神戸の観光スポットの代表格といえば、異国情緒あふれるおしゃれな建物が点在する北野異人館街ではないでしょうか。

今回はそのなかでも、異人館の中ではめずらしくオリエンタルな雰囲気にあふれた『坂の上の異人館』と、華やかな暮らしぶりを再現した『北野外国人倶楽部』へ行ってきました。

この2館はすぐ近くにあって、まとめて鑑賞するのにぴったり。
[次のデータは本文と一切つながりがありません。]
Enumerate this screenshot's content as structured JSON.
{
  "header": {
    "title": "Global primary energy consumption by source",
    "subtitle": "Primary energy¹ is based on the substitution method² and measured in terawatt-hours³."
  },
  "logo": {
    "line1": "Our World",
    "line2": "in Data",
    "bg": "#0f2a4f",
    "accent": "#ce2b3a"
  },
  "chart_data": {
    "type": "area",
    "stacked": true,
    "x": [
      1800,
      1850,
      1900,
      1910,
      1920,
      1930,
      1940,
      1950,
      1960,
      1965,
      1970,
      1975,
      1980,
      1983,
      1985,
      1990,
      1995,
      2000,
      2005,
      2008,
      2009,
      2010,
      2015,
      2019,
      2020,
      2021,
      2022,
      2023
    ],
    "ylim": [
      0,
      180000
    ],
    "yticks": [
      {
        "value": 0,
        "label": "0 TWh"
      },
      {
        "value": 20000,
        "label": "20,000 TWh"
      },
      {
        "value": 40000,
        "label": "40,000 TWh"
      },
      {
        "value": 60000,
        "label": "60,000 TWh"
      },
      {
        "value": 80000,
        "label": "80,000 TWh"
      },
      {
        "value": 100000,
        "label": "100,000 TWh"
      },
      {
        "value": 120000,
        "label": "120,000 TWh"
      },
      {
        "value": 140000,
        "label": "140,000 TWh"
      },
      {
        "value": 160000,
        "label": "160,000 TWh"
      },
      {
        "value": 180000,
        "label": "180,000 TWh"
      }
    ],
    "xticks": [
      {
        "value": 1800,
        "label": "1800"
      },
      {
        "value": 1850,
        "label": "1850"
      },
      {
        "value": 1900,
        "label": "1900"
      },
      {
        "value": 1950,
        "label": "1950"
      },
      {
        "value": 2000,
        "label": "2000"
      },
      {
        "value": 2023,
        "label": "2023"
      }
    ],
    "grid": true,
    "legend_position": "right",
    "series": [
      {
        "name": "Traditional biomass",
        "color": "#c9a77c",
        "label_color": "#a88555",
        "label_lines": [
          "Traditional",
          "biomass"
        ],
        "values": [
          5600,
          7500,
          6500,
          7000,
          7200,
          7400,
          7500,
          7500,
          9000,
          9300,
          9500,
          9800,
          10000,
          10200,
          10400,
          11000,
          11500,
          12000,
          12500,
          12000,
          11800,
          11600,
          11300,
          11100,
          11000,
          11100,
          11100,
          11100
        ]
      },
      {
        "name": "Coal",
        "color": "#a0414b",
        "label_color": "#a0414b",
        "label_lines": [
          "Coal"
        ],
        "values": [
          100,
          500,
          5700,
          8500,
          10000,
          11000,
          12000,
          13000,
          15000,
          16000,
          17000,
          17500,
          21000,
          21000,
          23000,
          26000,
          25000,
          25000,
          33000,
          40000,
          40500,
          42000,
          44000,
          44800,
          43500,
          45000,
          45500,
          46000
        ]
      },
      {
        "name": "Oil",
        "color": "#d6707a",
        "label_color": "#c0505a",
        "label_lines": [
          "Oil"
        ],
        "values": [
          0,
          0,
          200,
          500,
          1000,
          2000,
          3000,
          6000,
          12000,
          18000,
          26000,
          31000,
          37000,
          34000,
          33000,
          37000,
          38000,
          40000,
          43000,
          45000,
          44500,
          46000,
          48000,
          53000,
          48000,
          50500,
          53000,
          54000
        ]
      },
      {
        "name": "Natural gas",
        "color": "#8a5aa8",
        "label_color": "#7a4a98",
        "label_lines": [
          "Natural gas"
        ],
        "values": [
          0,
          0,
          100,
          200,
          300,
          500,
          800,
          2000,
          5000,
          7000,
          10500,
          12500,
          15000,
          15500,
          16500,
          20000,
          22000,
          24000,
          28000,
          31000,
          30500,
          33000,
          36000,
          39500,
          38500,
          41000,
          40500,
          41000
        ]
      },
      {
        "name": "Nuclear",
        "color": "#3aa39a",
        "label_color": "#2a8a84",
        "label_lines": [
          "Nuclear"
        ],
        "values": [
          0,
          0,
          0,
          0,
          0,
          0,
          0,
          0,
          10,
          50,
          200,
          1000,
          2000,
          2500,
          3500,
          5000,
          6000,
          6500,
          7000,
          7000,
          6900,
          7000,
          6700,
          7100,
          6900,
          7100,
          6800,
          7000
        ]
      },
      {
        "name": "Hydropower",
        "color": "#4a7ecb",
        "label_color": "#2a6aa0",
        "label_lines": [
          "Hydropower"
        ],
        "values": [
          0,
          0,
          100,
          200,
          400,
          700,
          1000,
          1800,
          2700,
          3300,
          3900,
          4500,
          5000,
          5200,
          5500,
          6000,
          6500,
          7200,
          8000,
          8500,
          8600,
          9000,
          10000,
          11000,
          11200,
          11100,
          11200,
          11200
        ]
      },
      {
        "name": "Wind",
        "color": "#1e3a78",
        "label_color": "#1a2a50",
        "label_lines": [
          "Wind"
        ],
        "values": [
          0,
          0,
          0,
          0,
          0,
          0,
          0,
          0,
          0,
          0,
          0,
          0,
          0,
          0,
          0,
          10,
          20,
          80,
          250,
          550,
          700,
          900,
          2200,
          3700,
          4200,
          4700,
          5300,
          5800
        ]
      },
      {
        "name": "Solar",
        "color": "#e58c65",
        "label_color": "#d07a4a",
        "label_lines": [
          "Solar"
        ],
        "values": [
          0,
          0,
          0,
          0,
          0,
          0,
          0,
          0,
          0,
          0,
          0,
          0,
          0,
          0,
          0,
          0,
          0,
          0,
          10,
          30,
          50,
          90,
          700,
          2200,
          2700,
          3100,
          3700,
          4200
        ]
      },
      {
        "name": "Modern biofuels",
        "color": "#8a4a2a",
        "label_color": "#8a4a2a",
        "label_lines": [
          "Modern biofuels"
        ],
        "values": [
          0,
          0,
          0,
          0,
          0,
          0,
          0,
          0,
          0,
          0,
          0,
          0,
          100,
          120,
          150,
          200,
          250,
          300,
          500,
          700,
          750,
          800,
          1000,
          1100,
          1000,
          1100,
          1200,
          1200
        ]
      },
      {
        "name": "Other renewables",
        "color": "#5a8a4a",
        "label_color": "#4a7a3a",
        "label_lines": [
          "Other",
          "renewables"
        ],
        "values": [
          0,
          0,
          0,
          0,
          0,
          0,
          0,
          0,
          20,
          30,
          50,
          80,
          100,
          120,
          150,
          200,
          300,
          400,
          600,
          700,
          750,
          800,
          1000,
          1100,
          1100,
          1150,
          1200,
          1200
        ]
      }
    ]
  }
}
『坂の上の異人館』はパワースポットとして、『北野外国人倶楽部』は無料のドレスレンタルサービスでも人気なんです。


神戸市中央区北野町2-18-2

中華風の『坂の上の異人館』では狛犬がお出迎え

まず向かったのは『坂の上の異人館』。場所は東西に延びる北野通りから、さらに不動坂を上がったところにあります。

不動坂からは傾斜がきつく、なかなかのしんどさ。でも、異人館にたどり着くと、海の方まで見える眺望が広がっていて、ちょっと得した気分に。

『坂の上の異人館』(旧チン邸)は明治後期に建てられ、中国領事館としても使われていました。そのため、中国の明~清時代の家具や調度品や美術品が鑑賞できます。

ゲートを入るとすぐ左手に、一対の狛犬(こまいぬ)が待ち構えています。神社でよく見かける狛犬は、一方は口を開き、もう一方は口を閉じた阿吽(あうん)で対になっていますが、ここの狛犬はどちらも口を開いた阿形なのが特徴だとか。

魔除けの力があるとされ、ここを通り抜けると愛情に恵まれるそうです。

通り抜けるとこんな感じ。洋風と中華風がミックスされたような、独特の空間ですね。

先ほどの狛犬と、近くにある『山手八番館』の願いが叶うサターンの椅子、『うろこの家』の幸運に恵まれるポルチェリーノ(猪像)は、異人館の3大パワースポットといわれています。

最近は建物や展示だけでなく、こうしたパワースポットを目的にも巡る観光客も多いとか。

建物の入口では、亀に似た像を発見。「螭首亀趺(ちしゅきふ)」と呼ばれる竜の頭と亀の体を持つ中国起源の聖獣で、先祖を守り、家を守ると伝えられているそう。

狛犬の時点で少し感じていましたが、やはり欧州系の異人館とは違った雰囲気が漂っています。

館内に入るとまずは1階のリビングルームへ。いきなりゴージャスで、チャイナ感も満載です。

向かって左の壁に飾られている水墨画は、現代中国画壇で活躍する王成喜の作品とのこと。

テーブルと椅子は1920世紀初頭に作られた高級木材の紫檀(したん)製。虹色に輝くあこや貝で花鳥の模様をあしらっています。すべてが見るからにお宝級。

完全に中華な感じの絵。中国の典型的なモチーフといえば「竜」が挙げられますが、その指(爪)の数で地位が分かるそうです。居間に飾られているこの絵の衣装の竜をよく見てみると…。

人間と同じ5本指でした。5本指の竜は皇帝専用の文様ということなので、超セレブなわけですね。

リビングルームの奥には赤い衣装をきた人物画があるのですが、赤色は将軍より上位の衣装なので高貴な人であることがわかります。でも、竜柄の指は4本なので皇帝ではないと。着物の柄ひとつとっても奥が深いです。